Senin, 18 Juni 2012

radit's love letter


Kepada kamu dengan penuh kebencian

Kepada kamu,
Dengan penuh kebencian
Aku benci jatuh cinta. Aku benci merasa senang bertemu lagi dengan kamu, tersenyum malu-malu, dan menebak-nebak, selalu menebak-nebak. Aku benci deg-degan menunngu kamu online. Dan, disaat kamu muncul, aku akan tiduran tengkurap, bantal di bawah dagu, lalu berpikir, tersenyum, dan berusaha mencari kalimat-kalimat lucu agar kamu, di sebarang sana bisa tertawa. Karena, kata orang, cara mudah membuat orang suka denganmu adalah dengan membuatnya tertawa. Mudah-mudahan itu benar
.
Aku benci terkejut melihat sms kamu nongol di inbox-ku dan aku benci kenapa aku harus memakan waktu lama untuk membalasnya, menghapusnya, memikirkan kata demi kata. Aku benci ketika jatuh cinta, semua detail yang aku ucapkan, katakan, kirimkan, tuliskan ke kamu menjadi penting, seolah-olah harus tanpa cacat atau aku bisa kehilangan kamu. Aku benci untuk berada dalam posisi itu seperti itu. Tapi, aku tidak bisa menawar ya?
Aku benci harus menerjemahkan isyarat-isyarat kamu itu. Apakah pertanyaanmu itu sekedar pancingan atau retorika atau pertanyaan biasa yang aku salah artikan dengan penuh percaya diri?
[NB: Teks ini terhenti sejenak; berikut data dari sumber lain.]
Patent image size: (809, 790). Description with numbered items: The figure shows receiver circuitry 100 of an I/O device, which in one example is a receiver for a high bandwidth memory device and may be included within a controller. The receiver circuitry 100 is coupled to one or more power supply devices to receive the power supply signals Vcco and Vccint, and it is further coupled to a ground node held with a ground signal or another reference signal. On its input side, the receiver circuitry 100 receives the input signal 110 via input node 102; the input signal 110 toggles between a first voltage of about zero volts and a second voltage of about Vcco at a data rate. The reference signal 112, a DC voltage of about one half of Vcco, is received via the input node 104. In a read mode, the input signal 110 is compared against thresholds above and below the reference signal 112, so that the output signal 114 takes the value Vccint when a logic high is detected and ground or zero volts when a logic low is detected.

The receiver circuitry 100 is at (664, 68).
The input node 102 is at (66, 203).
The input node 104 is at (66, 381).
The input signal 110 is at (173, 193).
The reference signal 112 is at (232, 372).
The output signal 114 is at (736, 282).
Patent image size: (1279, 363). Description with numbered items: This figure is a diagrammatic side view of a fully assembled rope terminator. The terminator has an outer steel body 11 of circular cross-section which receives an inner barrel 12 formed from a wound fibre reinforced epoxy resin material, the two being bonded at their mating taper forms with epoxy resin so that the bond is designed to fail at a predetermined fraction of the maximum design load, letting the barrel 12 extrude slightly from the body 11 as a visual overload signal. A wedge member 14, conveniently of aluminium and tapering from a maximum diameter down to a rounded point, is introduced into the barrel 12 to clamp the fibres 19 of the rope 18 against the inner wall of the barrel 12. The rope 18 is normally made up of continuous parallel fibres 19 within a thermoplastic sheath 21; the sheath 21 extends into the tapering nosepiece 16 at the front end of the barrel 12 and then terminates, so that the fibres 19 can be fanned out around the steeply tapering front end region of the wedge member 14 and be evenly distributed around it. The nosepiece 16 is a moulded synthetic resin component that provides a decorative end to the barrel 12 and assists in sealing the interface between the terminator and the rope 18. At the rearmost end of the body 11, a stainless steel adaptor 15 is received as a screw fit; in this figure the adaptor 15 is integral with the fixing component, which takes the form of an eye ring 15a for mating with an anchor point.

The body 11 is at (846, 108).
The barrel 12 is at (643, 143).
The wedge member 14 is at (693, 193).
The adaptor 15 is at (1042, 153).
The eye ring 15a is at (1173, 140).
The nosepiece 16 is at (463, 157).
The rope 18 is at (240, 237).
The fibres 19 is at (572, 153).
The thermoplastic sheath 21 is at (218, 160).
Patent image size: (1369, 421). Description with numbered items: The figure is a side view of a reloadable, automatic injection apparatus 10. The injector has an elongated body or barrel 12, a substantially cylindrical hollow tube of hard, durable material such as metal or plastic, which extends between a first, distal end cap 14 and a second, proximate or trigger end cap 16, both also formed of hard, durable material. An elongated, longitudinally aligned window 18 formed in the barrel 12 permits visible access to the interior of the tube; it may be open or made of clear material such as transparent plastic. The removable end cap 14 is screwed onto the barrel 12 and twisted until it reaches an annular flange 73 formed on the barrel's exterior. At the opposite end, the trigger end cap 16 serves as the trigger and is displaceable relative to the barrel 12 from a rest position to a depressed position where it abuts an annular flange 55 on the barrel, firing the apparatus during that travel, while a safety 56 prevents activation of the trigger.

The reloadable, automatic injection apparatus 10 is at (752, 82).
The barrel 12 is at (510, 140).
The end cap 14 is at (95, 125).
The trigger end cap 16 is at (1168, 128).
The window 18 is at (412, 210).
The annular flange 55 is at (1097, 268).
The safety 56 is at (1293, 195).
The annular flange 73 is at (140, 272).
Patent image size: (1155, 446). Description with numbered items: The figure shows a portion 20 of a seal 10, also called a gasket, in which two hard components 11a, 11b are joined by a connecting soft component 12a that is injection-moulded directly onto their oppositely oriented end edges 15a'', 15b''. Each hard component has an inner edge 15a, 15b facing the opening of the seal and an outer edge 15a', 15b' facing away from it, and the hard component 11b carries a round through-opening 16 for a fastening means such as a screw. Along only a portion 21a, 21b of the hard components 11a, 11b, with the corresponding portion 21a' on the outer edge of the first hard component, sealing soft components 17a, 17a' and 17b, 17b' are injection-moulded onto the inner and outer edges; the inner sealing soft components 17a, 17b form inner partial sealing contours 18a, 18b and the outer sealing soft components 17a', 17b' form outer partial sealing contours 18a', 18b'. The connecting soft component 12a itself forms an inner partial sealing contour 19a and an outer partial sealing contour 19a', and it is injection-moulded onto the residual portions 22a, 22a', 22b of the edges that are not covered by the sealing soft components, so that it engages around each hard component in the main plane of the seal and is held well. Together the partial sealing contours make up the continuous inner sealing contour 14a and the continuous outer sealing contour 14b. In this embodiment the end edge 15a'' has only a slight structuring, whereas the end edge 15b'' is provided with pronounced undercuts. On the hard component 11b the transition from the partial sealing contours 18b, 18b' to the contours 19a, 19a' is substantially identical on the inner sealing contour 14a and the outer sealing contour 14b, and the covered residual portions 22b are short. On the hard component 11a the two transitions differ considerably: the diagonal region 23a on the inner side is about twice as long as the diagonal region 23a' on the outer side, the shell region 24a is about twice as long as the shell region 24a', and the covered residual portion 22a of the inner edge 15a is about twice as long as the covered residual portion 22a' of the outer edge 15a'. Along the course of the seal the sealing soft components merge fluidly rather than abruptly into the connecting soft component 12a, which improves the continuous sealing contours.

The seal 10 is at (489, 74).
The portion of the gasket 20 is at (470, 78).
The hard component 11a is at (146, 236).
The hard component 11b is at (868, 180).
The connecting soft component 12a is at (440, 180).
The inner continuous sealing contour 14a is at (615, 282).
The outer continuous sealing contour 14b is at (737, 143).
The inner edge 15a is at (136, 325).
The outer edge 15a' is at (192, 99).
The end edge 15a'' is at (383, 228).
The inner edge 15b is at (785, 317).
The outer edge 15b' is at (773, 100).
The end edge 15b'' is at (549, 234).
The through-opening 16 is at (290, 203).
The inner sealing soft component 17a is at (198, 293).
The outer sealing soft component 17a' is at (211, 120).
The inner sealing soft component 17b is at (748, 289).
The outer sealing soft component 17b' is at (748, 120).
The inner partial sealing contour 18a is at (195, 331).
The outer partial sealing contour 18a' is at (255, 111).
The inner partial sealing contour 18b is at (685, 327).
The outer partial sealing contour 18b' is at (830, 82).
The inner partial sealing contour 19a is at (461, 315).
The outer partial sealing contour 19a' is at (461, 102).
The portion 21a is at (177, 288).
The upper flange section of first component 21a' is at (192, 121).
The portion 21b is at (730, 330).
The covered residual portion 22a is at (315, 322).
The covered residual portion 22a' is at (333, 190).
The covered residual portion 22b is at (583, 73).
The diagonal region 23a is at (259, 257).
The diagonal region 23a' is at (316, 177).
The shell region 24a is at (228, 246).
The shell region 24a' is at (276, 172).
Apakah kepalamu yang kamu senderkan di bahuku kemarin hanya gesture biasa, atau ada maksud lain, atau aku yang sekali lagi salah mengartikan dengan penuh percaya diri?
Aku benci harus memikirkan kamu sebelum tidur dan merasakan sesuatu yang bergerak dari dalam dada, menjalar keseluruh tubuh, dan aku merasa pasrah, gelisah. Aku benci untuk berpikir aku bisa begini terus semalaman tanpa harus tidur. Cukup begini saja.
Aku benci ketika kamu menempelkan kepalamu kesisi kepalaku, saat kamu mencoba untuk melihat sesuatu di handycam yang sedang aku pegang. Oh, aku benci kenapa ketika kepala kita bersentuhan, aku tidak bernafas, aku merasa canggung, aku ingin berlari jauh. Aku benci aku harus sadar atas semua kecanggungan itu…tapi tidak bisa melakukan apa-apa.
Aku benci ketika logika aku bersuara dan mengingatkan, “ hey, ini hanya ketertarikan fisik semata, pada akhirnya kamu akan tahu, kalian berdua tidak punya anything in common” harus dimentahkan oleh hati yang berkata “ jangan hiraukan logikamu”
Aku benci harus mencari-cari kesalahan kecil yang ada dalam diri kamu. Kesalahan yang secara desperate aku cari secara paksa karena aku benci untuk tahu bahwa kamu bisa saja sempurna, kamu bisa saja tanpa cela, dan aku, bisa saja benar-benar jatuh hati kepadamu.
Aku benci jatuh cinta, terutama kepada kamu. Demi tuhan, ak benci jatuh cinta kepada kamu. Karena, di dalam perasaan yang menggebu-gebu ini, di balik semua rasa kangen, kaku, canggung yang bergumul di dalam dan meletup pelan-pelan…aku takut sendirian.